Les frais de notaire, par exemple, représentent en moyenne 7% à 8% du prix de vente total en comptant les émoluments du notaire (c’est à dire sa rémunération), les frais du conservateur des hypothèques, les droits de timbre et les taxes locales (source : Prêt Partners).  Ces dernières sont perçues par les collectivités lorsqu’un immeuble change de propriétaire.

En effet, depuis la loi de Finances pour 2014, la majorité des conseils départementaux, qui fixent le tarif de la taxe de publicité foncière ou des droits d’enregistrements,  appliquent un taux de 4,50%. Seuls l’Indre, l’Isère, le Morbihan et deux DOM (Martinique et Mayotte) conservent à ce jour une contribution à 3,80%.

Faciliter l’accession à la propriété

Entre juin et septembre 2016, plusieurs représentants de l’Etat, dont la Cour des Comptes,  ont mené une réflexion avec des acteurs de l’immobilier pour faciliter l’accès à la propriété des salariés en CDD  (Contrat à Durée Déterminée).

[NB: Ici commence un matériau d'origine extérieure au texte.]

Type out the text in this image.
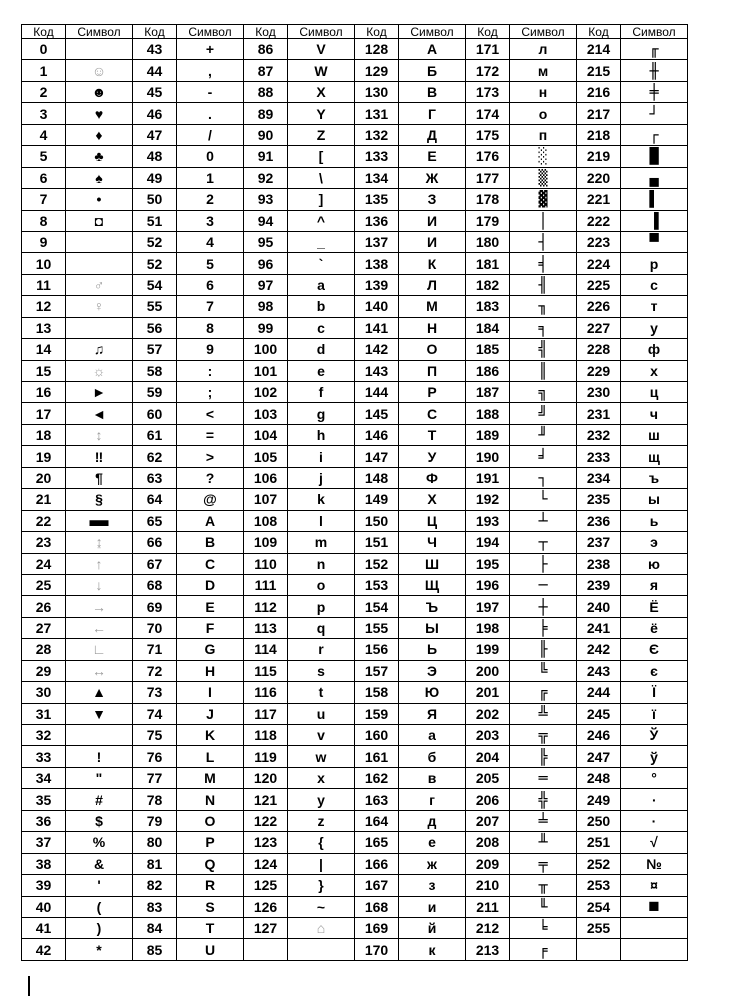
Код	Символ	Код	Символ	Код	Символ	Код	Символ	Код	Символ	Код	Символ
0		43	+	86	V	128	А	171	л	214	╓
1	☺	44	,	87	W	129	Б	172	м	215	╫
2	☻	45	-	88	X	130	В	173	н	216	╪
3	♥	46	.	89	Y	131	Г	174	о	217	┘
4	♦	47	/	90	Z	132	Д	175	п	218	┌
5	♣	48	0	91	[	133	Е	176	░	219	█
6	♠	49	1	92	\	134	Ж	177	▒	220	▄
7	•	50	2	93	]	135	З	178	▓	221	▌
8	◘	51	3	94	^	136	И	179	│	222	▐
9		52	4	95	_	137	И	180	┤	223	▀
10		52	5	96	`	138	К	181	╡	224	р
11	♂	54	6	97	a	139	Л	182	╢	225	с
12	♀	55	7	98	b	140	М	183	╖	226	т
13		56	8	99	c	141	Н	184	╕	227	у
14	♫	57	9	100	d	142	О	185	╣	228	ф
15	☼	58	:	101	e	143	П	186	║	229	х
16	►	59	;	102	f	144	Р	187	╗	230	ц
17	◄	60	<	103	g	145	С	188	╝	231	ч
18	↕	61	=	104	h	146	Т	189	╜	232	ш
19	‼	62	>	105	i	147	У	190	╛	233	щ
20	¶	63	?	106	j	148	Ф	191	┐	234	ъ
21	§	64	@	107	k	149	Х	192	└	235	ы
22	▬	65	A	108	l	150	Ц	193	┴	236	ь
23	↨	66	B	109	m	151	Ч	194	┬	237	э
24	↑	67	C	110	n	152	Ш	195	├	238	ю
25	↓	68	D	111	o	153	Щ	196	─	239	я
26	→	69	E	112	p	154	Ъ	197	┼	240	Ё
27	←	70	F	113	q	155	Ы	198	╞	241	ё
28	∟	71	G	114	r	156	Ь	199	╟	242	Є
29	↔	72	H	115	s	157	Э	200	╚	243	є
30	▲	73	I	116	t	158	Ю	201	╔	244	Ї
31	▼	74	J	117	u	159	Я	202	╩	245	ї
32		75	K	118	v	160	а	203	╦	246	Ў
33	!	76	L	119	w	161	б	204	╠	247	ў
34	"	77	M	120	x	162	в	205	═	248	°
35	#	78	N	121	y	163	г	206	╬	249	∙
36	$	79	O	122	z	164	д	207	╧	250	·
37	%	80	P	123	{	165	е	208	╨	251	√
38	&	81	Q	124	|	166	ж	209	╤	252	№
39	'	82	R	125	}	167	з	210	╥	253	¤
40	(	83	S	126	~	168	и	211	╙	254	■
41	)	84	T	127	⌂	169	й	212	╘	255	
42	*	85	U			170	к	213	╒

Parmi les mesures envisagées, il est notamment question d’élargir la base du Fonds de garantie d’accession sociale (FGAS) en direction des personnes, souvent jeunes, qui exercent une activité professionnelle sous un contrat de travail temporaire. La piste d’une progressivité des droits de mutation serait également à l’étude. On en saura plus au cours des prochains mois sur le contenu de ces réformes sociales.

Les frais de dossier

Les frais bancaires sont à prendre en compte également dans la facture. Ils couvrent en général la rémunération de la banque et les coûts administratifs liés à l’ouverture d’une ligne de prêt.

Précision importante : dès lors qu’un client décide de recourir à un courtier pour négocier un financement, les honoraires qu’ils versent à cet intermédiaire permettent de négocier et de réduire substantiellement les frais de dossiers bancaires .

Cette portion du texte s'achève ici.